Louis was right where he wanted to be, wrapped up in the legs of the girl he knew he was going to marry some day.
"When are you done?" said Louis from beneath the skirt.
"Shh, he might come back", hushed Stella. She knew he wouldn't but Louis needed to be put in his place.
Louis and Stella did make a date of it that night, and in the spring of 1935 they were pregnant with my mother. They were not yet married, since Stella's parents didn't exactly approve of Louis. Plus that Louis' family life was complicated. Stella and Louis grabbed a couple of friends for witnesses and headed to the next county in Faulkton SD. They got hitched in May 1935, and Coral arrived in October 1935.
The first eleven years of their married life they lived in a small house on the north side of Mellette. They both worked as hard as they could to earn enough money to buy a farm. They ate food that the neighbors would give them. They raised chickens and ate eggs sometimes three times a day. Louis' new wife turned out to mellow his father. That helped. Louis' father Mike ran the grocery store, and Olive his new wife was more than happy to watch Coral when they needed time to themselves. Stella had her work cut out for her. Louis was ambitious, but also reckless. He still wanted to run moonshine. She had to put an end to that. It did end one night when Louis came home with gun shots all along the car. Louis also liked to drink the stuff way too much as well. Stella decided that the one piece of amunition she had against this wicked evil of alcohol was his reputation.
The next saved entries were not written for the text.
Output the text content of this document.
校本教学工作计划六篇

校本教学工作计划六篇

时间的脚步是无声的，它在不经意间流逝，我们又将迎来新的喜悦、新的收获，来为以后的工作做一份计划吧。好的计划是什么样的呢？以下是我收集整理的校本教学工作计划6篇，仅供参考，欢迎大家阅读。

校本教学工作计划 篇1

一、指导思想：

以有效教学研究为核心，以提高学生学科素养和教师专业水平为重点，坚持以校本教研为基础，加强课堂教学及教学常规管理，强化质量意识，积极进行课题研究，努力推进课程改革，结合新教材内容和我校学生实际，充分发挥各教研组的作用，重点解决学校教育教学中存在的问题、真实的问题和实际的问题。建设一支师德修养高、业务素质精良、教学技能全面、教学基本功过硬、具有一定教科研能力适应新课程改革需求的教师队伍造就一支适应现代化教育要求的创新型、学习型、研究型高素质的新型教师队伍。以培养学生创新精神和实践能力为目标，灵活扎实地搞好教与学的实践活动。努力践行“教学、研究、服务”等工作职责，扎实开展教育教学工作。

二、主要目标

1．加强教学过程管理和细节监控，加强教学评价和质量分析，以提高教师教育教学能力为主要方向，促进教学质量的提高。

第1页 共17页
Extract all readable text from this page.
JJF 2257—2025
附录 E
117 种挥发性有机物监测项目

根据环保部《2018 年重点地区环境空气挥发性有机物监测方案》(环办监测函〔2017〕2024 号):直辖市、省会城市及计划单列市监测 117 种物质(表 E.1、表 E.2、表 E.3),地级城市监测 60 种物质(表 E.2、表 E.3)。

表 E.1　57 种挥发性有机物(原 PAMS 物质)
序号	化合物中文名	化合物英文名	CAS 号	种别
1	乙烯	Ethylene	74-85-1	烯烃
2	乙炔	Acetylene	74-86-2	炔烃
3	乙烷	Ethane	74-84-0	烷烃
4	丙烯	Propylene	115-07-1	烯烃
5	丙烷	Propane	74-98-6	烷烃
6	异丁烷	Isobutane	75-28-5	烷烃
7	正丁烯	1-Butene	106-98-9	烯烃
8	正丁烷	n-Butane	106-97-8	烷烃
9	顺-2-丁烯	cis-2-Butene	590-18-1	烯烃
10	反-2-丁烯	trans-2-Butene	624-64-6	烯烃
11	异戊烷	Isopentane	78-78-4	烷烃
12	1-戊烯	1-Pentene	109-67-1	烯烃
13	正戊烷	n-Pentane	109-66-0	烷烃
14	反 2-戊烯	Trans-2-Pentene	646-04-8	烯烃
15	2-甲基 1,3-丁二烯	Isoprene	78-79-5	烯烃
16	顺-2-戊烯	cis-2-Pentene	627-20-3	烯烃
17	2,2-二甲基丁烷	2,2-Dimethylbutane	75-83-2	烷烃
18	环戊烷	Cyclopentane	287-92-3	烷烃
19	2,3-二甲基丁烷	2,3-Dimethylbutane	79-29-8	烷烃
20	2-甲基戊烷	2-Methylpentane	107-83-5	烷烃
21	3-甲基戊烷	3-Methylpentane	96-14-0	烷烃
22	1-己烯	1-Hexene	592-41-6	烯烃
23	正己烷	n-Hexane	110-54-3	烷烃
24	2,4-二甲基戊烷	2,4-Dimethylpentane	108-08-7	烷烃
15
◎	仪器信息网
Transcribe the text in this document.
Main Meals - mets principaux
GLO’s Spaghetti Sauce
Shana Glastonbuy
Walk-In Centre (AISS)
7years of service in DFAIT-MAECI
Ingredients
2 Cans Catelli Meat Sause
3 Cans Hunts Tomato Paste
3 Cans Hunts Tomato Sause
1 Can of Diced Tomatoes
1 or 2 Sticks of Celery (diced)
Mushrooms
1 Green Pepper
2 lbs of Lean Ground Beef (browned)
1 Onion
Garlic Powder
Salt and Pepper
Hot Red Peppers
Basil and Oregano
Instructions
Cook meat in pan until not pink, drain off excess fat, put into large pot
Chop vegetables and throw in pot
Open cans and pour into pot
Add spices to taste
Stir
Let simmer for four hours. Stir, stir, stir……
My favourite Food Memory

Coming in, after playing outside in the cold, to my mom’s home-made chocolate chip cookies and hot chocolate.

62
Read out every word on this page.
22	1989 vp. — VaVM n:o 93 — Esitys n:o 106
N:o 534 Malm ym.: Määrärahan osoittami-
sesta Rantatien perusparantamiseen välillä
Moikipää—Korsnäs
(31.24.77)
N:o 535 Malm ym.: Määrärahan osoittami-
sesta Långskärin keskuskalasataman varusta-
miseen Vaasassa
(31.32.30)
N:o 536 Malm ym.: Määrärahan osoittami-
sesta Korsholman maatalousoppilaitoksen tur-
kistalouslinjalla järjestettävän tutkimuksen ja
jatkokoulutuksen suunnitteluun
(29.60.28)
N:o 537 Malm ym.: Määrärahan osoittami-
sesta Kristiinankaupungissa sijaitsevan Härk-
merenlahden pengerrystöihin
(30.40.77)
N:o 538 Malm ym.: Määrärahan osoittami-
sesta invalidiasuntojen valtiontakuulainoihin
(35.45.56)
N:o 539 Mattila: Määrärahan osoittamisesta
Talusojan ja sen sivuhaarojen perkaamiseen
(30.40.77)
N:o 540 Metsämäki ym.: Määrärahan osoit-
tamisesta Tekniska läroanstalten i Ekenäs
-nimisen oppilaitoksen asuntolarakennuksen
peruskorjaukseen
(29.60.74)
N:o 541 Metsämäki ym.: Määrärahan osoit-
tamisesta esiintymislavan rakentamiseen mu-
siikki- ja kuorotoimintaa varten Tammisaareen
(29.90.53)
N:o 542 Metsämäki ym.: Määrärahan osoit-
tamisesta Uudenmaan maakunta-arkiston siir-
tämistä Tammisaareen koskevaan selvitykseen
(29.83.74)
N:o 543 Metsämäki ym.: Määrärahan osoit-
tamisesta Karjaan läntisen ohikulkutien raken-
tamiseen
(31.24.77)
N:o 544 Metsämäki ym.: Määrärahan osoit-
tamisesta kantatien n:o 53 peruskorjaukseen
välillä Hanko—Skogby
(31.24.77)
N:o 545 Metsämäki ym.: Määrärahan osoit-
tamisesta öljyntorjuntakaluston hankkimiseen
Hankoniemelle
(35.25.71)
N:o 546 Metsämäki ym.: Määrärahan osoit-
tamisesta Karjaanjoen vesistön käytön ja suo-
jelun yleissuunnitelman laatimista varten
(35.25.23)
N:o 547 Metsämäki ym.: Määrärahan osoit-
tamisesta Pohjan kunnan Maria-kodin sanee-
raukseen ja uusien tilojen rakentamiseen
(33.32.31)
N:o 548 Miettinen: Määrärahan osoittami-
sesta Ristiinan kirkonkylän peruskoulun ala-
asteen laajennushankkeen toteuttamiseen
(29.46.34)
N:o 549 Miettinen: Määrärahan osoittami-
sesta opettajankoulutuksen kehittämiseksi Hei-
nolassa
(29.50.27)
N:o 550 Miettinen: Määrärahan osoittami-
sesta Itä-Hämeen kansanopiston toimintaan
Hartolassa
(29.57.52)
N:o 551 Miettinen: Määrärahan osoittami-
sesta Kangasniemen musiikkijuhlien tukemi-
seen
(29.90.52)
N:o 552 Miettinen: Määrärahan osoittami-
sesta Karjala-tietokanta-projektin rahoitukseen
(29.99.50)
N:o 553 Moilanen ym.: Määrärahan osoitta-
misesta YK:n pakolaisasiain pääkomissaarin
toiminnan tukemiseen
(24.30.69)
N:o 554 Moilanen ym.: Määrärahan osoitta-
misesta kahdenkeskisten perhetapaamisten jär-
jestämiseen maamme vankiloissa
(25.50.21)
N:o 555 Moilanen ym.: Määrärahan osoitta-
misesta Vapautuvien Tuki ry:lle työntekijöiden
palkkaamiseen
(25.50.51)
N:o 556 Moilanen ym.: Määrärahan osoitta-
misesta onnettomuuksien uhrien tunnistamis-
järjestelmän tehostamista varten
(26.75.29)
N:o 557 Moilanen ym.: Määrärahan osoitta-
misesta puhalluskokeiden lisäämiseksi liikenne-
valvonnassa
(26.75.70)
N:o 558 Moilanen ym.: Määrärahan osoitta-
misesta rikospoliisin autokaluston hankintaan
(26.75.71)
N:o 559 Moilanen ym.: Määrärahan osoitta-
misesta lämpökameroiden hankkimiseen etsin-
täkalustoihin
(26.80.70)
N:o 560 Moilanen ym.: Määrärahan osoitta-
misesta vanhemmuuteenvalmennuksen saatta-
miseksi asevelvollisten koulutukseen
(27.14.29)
Louis wanted people to like him, it was very important to him. She was vocal to all of Louis' friends whenever he would get out of hand with the alcohol. Eventually, Louis did grow up. The ambition won. In 1946, Stella and Louis bought their farm. They moved to the farm with their two daughters. My mother became the boy of the family since Louis needed help. They worked hard. Eventually Louis bought a couple of real nice quarter horses with blood lines to boot. He was not a rodeo person. He was a horse show kind of person. He took his Chico, & Billy to the horse shows and won many ribbons. Stella's man was a prim and proper cowboy. The hat, the jacket, and the well polished boots.
It was a good life, with good friends. Louis pondered the corn crop, and Stella focused on raising her girls to be proper ladies, proper pioneer ladies just like her mother had done with her. Coral was a tom-boy, and Joy was her little girl. Joy helped her with the house and the farm yard, and Coral was out in the fields helping her Dad.
Before Stella and Louis could blink their eyes their girls were grown up. Coral wanted to go to school in Kansas City, Joy wanted to move to Minneapolis. Another turn and their girls were both married with children of their own living their own lives.